Clinical trial tests oral cancer drug to combat respiratory symptoms of COVID-19
Researchers at The Ohio State University Comprehensive Cancer Center—Arthur G. James Cancer Hospital and Richard J. Solove Research Institute (OSUCCC—James) and The Ohio State University Wexner Medical Center are conducting a new clinical trial to determine if an oral cancer drug called ibrutinib can also help patients with cancer or other immunocompromised conditions recover from COVID-19.
For this phase II clinical trial, physicians at the OSUCCC—James will enroll up to 78 patients with cancer or a precancerous condition who have been hospitalized as a result of a COVID-19 infection. Patients will be randomized to receive either 14 days of standard treatment plus the study drug ibrutinib, or standard treatment alone.
Ibrutinib is an oral therapy in a class of drugs known as Bruton's tyrosine kinase (BTK) inhibitors. These drugs work by blocking specific chemical reactions in the body involved in cellular processes. Use of this drug is considered experimental for this study; however, ibrutinib is approved by the U.S. Food and Drug Administration for the treatment of certain cancers, including mantle cell lymphoma, chronic lymphocytic leukemia/small lymphocytic lymphoma and others.

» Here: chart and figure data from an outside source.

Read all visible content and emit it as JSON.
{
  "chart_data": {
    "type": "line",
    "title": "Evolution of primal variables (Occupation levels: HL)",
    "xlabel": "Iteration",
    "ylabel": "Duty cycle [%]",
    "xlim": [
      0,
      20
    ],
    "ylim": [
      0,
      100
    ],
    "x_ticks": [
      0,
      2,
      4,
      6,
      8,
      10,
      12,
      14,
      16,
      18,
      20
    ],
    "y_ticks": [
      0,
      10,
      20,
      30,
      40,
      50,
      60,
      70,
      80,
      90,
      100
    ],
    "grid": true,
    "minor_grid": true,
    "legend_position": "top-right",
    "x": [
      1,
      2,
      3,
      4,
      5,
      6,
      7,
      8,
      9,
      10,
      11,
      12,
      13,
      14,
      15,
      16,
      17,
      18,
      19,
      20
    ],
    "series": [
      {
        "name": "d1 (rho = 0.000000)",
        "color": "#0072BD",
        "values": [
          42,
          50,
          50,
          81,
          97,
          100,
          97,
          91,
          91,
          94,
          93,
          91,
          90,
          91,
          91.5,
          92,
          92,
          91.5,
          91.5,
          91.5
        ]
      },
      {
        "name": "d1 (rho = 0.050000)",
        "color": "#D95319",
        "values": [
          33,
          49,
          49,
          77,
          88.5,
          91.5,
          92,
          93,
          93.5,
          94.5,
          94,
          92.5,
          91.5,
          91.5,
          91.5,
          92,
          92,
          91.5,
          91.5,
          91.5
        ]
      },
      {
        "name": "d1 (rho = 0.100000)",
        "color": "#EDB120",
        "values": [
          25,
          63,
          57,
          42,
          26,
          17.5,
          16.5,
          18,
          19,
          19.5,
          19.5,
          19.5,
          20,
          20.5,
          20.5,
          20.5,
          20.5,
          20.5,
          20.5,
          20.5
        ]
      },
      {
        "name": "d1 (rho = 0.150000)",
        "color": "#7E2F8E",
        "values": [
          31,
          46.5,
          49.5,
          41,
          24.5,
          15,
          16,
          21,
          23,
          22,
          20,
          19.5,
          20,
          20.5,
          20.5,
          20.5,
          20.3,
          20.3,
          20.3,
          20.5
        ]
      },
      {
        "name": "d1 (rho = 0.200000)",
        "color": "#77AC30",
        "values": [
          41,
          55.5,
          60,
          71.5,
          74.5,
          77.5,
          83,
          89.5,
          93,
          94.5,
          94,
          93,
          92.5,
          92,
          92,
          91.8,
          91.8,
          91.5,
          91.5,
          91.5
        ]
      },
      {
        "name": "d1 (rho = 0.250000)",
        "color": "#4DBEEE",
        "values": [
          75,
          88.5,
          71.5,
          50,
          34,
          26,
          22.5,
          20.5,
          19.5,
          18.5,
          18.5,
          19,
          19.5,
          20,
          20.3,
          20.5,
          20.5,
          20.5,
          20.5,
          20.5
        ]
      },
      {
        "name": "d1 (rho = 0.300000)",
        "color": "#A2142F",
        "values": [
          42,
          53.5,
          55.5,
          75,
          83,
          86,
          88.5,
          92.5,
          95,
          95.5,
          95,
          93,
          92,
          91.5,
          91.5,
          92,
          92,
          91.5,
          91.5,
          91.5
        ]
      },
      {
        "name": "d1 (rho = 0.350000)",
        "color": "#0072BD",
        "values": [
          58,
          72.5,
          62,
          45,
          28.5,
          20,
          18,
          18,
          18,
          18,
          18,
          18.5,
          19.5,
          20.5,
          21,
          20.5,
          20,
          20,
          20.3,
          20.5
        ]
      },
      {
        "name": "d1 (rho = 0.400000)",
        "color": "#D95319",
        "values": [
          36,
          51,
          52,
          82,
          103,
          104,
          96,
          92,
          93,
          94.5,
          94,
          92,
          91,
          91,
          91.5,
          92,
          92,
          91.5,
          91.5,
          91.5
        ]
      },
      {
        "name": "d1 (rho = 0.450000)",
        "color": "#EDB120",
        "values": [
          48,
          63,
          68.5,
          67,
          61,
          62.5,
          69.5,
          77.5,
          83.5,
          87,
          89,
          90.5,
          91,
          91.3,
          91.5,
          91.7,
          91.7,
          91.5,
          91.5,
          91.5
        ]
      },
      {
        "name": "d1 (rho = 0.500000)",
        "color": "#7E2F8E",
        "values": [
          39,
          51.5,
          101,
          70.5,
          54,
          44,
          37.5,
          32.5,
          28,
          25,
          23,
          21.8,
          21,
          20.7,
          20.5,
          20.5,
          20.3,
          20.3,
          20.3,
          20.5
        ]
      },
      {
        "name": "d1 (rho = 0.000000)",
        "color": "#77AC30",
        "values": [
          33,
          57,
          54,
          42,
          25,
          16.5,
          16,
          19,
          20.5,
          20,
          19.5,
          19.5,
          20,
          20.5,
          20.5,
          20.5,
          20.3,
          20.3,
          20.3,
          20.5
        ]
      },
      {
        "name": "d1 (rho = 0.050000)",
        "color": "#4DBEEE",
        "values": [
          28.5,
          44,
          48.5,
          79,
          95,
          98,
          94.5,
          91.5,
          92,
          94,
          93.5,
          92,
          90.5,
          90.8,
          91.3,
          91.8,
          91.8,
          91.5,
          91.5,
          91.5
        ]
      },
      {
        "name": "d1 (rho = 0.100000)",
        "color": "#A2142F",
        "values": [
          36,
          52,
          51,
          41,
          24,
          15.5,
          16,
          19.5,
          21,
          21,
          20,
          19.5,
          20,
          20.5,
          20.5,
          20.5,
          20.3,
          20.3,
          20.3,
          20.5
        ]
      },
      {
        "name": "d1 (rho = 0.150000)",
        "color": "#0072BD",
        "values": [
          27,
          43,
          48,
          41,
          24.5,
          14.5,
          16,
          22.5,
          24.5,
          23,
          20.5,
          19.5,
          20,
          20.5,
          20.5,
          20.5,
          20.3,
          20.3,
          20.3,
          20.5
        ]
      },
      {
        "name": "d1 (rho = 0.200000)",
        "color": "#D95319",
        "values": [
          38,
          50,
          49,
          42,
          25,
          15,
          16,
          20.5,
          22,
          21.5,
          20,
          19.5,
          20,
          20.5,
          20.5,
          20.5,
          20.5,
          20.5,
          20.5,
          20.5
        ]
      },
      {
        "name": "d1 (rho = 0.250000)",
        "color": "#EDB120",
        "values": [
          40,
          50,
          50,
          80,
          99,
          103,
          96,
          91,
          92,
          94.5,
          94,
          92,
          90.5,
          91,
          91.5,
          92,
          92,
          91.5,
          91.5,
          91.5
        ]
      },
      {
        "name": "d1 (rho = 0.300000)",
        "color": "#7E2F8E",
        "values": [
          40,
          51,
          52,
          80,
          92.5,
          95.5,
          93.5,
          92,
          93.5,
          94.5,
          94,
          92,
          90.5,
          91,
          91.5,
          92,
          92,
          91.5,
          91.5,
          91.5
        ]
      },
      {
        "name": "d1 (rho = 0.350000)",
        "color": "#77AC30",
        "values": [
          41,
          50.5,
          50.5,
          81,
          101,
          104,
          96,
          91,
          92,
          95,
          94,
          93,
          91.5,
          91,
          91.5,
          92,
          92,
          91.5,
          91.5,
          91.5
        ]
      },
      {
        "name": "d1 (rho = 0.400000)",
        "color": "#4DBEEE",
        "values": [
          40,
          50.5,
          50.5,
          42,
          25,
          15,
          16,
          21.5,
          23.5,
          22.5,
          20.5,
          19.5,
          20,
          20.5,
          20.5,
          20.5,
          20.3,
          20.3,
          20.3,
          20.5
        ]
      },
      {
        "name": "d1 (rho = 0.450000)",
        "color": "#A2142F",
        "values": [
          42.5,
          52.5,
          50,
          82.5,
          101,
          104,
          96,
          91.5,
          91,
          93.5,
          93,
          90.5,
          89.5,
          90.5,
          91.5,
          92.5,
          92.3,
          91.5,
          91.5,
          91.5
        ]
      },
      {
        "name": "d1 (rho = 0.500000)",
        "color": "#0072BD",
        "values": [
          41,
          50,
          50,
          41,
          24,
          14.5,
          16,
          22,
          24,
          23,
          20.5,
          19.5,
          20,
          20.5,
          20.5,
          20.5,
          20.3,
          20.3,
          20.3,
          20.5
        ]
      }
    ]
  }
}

Jennifer Woyach, MD, an OSUCCC—James hematologist and co-principal investigator of the study, says preliminary data suggests ibrutinib has the potential to reduce rates of respiratory failure and death in COVID-19-infected patients.
"Ibrutinib targets and blocks a specific kinase related to lung inflammation, so we believe it could have real potential to help decrease this inflammation by shutting down the inappropriate cytokine release we see in COVID-19—a sort of overreaction from the immune system that can cause many problems, including life-threatening respiratory challenges," explains Woyach.
Patients will be monitored throughout study treatment with bloodwork to measure inflammatory markers, immune response and other bodily functions.
"Individuals with cancer or certain precancerous conditions can have lower immunity to diseases and infection, due to treatment or the nature of the disease. It is critically important that we perform clinical trials to try to improve COVID-19 care in these patients, because a COVID-19 infection can be even more dangerous for those who are immunocompromised," says Zeinab El Boghdadly, MBBCh, Infectious Disease physician at the Ohio State University Wexner Medical Center and co-principal Investigator for the trial.